Nada funcionava bem; havia algo forçado, artificial e
antinatural nesse esforço, que se traduzia em um rendimento sem graça de toda a
equipe, incluído o de sua estrela máxima, Neymar. Todos os jogadores pareciam
sob rédeas. O velho estilo – o de um Pelé, Sócrates, Garrincha, Tostão, Zico –
seduzia porque estimulava o brilho e a criatividade de cada um, e disso
resultava que a equipe brasileira, além de fazer gols, brindava um espetáculo
soberbo, no qual o futebol transcendia a si mesmo e se transformava em arte:
coreografia, dança, circo, balé.
Os críticos esportivos despejaram impropérios contra Luiz
Felipe Scolari, o treinador brasileiro, a quem responsabilizaram pela
humilhante derrota, por ter imposto à seleção brasileira uma metodologia de
jogo de conjunto que traía sua rica tradição e a privava do brilhantismo e
iniciativa que antes eram inseparáveis de sua eficácia, transformando seus
jogadores em meras peças de uma estratégia, quase em autômatos.

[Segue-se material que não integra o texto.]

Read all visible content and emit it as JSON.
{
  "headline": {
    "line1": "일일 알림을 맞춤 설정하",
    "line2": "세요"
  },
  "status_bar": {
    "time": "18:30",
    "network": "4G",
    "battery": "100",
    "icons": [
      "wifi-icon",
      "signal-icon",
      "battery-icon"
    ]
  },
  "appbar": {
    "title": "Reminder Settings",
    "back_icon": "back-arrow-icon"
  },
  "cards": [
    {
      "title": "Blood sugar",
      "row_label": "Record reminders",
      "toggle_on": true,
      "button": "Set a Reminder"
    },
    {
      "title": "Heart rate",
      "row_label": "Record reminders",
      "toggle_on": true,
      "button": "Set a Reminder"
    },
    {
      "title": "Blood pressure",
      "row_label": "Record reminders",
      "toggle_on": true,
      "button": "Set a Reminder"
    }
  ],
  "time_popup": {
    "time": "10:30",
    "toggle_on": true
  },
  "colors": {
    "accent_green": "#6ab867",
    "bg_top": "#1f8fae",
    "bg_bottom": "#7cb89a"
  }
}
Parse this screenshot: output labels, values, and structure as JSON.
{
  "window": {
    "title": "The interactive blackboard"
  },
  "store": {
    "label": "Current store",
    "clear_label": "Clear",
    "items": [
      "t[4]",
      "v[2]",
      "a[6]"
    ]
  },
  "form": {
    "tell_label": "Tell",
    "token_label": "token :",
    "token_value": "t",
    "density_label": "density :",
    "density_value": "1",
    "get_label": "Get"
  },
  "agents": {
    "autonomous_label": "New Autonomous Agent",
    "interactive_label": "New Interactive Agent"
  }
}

Não houve nenhum milagre nos anos de Lula, e sim uma miragem
que agora começa a se dissipar
Contudo, eu acredito que a culpa de Scolari não é somente
sua, mas, talvez, uma manifestação no âmbito esportivo de um fenômeno que, já
há algum tempo, representa todo o Brasil: viver uma ficção que é brutalmente
desmentida por uma realidade profunda.
Tudo nasce com o governo de Luis Inácio 'Lula' da Silva
(2003-2010), que, segundo o mito universalmente aceito, deu o impulso decisivo
para o desenvolvimento econômico do Brasil, despertando assim esse gigante
adormecido e posicionando-o na direção das grandes potências. As formidáveis
estatísticas que o Instituto Brasileiro de Geografia e Estatística difundia
eram aceitas por toda a parte: de 49 milhões os pobres passaram a ser somente
16 milhões nesse período, e a classe média aumentou de 66 para 113 milhões. Não
é de se estranhar que, com essas credenciais, Dilma Rousseff, companheira e
discípula de Lula, ganhasse as eleições com tanta facilidade. Agora que quer se
reeleger e a verdade sobre a condição da economia brasileira parece assumir o
lugar do mito, muitos a responsabilizam pelo declínio veloz e pedem uma volta ao
lulismo, o governo que semeou, com suas políticas mercantilistas e corruptas,
as sementes da catástrofe.
A verdade é que não houve nenhum milagre naqueles anos, e
sim uma miragem que só agora começa a se esvair, como ocorreu com o futebol
brasileiro. Uma política populista como a que Lula praticou durante seus
governos pôde produzir a ilusão de um progresso social e econômico que nada
mais era do que um fugaz fogo de artifício. O endividamento que financiava os
custosos programas sociais era, com frequência, uma cortina de fumaça para
tráficos delituosos que levaram muitos ministros e altos funcionários daqueles
anos (e dos atuais) à prisão e ao banco dos réus.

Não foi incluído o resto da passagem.